Educate both voters and citizens

The Election Commission of Bhutan (ECB) will soon start open house voter education for people living in Thimphu. The programme will be held over five consecutive Tuesdays beginning May 24.

Voter education is vital part of electoral process. Although many other components of education will be required for an election to be successful, voter education is critical because it ensure that voters are ready and willing to take part in electoral politics.

In a democratic society, however, voter education alone will not be enough because it targets only eligible voters and address general electoral process. It just helps create a climate of knowledgeable participation by all potential voters.

It is significantly important, therefore, that voter education is supported or supplemented by civic education, which will ensure that citizens are actively involved in their own governance. Civic education emphasises the relationship between active citizenship and democratic society, which means people don’t just passively accept the dictums of others or acquiesce to the demands of others. It is important therefore that ECB’s voter education is supplemented equally by civic education. Otherwise, we would just be doing things in part and not engaging citizens in fostering self government.

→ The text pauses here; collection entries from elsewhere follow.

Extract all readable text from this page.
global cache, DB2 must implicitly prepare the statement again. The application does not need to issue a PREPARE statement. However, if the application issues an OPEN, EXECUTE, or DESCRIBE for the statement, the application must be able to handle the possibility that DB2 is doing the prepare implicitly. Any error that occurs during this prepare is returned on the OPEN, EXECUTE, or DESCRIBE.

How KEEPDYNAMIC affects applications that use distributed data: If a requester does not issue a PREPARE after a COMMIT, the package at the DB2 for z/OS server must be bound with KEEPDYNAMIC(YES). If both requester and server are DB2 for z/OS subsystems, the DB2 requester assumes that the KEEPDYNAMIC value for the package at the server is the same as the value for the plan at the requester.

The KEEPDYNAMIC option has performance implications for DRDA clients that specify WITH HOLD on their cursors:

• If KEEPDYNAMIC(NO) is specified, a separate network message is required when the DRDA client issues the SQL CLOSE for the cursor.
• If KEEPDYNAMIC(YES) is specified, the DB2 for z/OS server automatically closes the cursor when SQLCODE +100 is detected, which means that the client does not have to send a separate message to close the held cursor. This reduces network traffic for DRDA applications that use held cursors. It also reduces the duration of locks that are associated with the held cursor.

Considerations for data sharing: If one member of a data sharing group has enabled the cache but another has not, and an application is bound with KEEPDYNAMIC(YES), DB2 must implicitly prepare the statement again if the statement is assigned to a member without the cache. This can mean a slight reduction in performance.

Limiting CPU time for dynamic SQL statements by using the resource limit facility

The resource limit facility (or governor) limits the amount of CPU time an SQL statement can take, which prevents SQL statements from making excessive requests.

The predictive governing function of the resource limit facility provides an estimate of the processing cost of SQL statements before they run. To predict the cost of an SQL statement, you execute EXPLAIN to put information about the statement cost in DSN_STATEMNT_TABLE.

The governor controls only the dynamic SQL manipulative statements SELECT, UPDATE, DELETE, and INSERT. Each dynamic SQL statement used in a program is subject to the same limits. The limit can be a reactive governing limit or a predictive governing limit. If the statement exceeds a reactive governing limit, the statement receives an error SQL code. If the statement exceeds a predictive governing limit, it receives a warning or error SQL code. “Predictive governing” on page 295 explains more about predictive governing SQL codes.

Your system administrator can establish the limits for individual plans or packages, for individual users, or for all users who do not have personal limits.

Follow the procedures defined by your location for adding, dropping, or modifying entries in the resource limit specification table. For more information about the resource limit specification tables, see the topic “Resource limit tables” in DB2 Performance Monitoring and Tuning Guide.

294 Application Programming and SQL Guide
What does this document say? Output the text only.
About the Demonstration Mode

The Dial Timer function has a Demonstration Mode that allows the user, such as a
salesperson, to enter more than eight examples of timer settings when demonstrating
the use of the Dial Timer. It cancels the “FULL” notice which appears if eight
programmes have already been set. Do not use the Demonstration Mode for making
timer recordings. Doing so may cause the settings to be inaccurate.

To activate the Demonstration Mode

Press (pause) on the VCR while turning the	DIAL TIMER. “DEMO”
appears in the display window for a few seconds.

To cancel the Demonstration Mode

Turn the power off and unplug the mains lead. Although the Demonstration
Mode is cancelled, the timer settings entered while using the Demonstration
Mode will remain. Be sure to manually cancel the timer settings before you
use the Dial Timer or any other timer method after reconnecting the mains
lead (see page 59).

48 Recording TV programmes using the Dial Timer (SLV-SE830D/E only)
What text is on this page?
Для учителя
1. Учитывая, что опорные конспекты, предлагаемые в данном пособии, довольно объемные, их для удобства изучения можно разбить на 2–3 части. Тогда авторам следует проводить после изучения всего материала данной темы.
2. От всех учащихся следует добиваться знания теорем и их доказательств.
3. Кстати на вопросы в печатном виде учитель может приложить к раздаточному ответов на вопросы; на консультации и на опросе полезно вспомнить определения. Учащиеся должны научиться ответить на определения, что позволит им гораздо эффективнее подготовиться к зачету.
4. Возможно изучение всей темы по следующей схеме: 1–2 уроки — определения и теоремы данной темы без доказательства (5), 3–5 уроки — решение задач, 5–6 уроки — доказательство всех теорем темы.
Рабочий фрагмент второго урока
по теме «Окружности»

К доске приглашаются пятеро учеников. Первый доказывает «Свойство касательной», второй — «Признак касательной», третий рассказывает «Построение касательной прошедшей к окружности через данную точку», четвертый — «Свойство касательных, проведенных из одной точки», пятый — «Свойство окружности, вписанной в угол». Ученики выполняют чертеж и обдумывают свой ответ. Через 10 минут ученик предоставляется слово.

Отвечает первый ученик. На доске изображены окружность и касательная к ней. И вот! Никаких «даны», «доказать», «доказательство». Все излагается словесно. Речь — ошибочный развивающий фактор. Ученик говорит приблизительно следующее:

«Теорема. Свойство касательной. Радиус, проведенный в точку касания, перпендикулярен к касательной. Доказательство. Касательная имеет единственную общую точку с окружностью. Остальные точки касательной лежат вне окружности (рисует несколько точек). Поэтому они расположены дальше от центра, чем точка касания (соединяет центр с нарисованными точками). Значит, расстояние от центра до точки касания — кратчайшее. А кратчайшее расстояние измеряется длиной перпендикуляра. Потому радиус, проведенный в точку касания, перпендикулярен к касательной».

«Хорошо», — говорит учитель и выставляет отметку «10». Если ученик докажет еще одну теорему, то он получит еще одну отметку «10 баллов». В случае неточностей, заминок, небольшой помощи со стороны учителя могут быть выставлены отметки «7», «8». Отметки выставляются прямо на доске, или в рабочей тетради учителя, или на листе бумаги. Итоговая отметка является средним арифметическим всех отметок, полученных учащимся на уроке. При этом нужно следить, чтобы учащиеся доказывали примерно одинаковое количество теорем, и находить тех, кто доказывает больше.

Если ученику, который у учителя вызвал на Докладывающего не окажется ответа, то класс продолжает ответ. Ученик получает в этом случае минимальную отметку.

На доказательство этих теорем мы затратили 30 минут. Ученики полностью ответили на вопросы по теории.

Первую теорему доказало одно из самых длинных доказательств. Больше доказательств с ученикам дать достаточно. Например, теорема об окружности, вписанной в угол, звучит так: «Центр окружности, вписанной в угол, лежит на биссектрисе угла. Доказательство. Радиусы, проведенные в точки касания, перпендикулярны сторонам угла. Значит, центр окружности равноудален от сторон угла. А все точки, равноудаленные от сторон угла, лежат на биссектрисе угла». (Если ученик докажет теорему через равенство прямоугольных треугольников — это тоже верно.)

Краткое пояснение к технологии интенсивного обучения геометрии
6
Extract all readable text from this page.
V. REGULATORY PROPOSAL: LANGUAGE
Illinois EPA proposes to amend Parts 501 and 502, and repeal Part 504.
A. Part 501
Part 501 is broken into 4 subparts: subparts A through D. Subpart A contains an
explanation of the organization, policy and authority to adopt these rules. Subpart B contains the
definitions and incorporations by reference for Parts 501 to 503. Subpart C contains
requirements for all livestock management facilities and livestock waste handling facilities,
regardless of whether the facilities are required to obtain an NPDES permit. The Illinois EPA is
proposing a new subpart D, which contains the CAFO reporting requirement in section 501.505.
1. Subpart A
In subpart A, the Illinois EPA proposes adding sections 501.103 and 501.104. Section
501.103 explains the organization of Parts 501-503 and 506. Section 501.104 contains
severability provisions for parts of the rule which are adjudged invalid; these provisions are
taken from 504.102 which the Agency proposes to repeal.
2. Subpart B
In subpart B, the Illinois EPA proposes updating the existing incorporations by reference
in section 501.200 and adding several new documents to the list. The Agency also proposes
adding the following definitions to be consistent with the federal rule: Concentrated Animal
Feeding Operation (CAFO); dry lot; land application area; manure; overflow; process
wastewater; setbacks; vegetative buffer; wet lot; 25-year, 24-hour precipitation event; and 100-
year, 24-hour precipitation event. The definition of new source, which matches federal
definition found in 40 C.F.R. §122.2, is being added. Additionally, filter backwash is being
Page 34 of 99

It may be expensive to conduct such programmes routinely. But then, however expensive the elections and the processes that they involve, they are by far cheaper than community conflicts that ensue due to lack of education and necessary voter information.

As we prepare for the approaching local government (LG) elections, it is important that we succeed, even in terms of voter turnout. In the first phase of the second LG elections that was held in January, voter turnout dropped to 19.75 percent compared with the 2011 figure. If voter turnout should be impressive this time round, voter and civic education is critically important.

Preparing voters and citizens is significantly important for electoral process to succeed in a democratic society. We must give people the confidence to vote.

1 reply
  1. irfan
    irfan says:

    The efforts considered and planned by ECB to educate the voters are to be applauded. The true success of a democracy does rest upon the education of an ordinary voter about democracy and governance. Many from these educated voters today are bound to become leaders of the democracy tomorrow.

    And such educated electorates will be leading different democratic houses at different stages whether it’s the LG or the National Assembly or the National Council. As the eligible and educated voters of a democracy, one is expected to know that the style of governance is probably not going to be same in each and every democratic house.

    Good thing is that Bhutan has been trying to do a few things differently from its neighbourhood. An election can become a bit confusing on many occasions when a set of not fully educated voters listen to some probable future democratic representatives and their various election pledges.

    One has every right to disagree with me on this point; but I don’t expect to hear a democratic representative to pledge the same things in the same way irrespective of whether he or she is going to represent LG or NA or NC. The election debates between the candidates shouldn’t leave the voters confused in considering a decision. On so many occasions, I do feel this that every future representative in a democracy is all about serving some kind of a Public Welfare Department or related Programmes or Projects. And it becomes a bit confusing for me.

    If it’s about a Thromde election; I can expect a candidate discussing issues like water supply, drainage, sanitation, reliable power supply, public transport, waste management and so on. But if same discussions become part of debates leading to a NA and NC election, it can leave a not so educated voter like me a bit confused. So I am hopeful that the initiatives considered by ECB will leave the general voters educated about the structures, operations and functioning of different democratic houses. The voters also need to understand how a political leadership differs from an executive leadership in executing governance.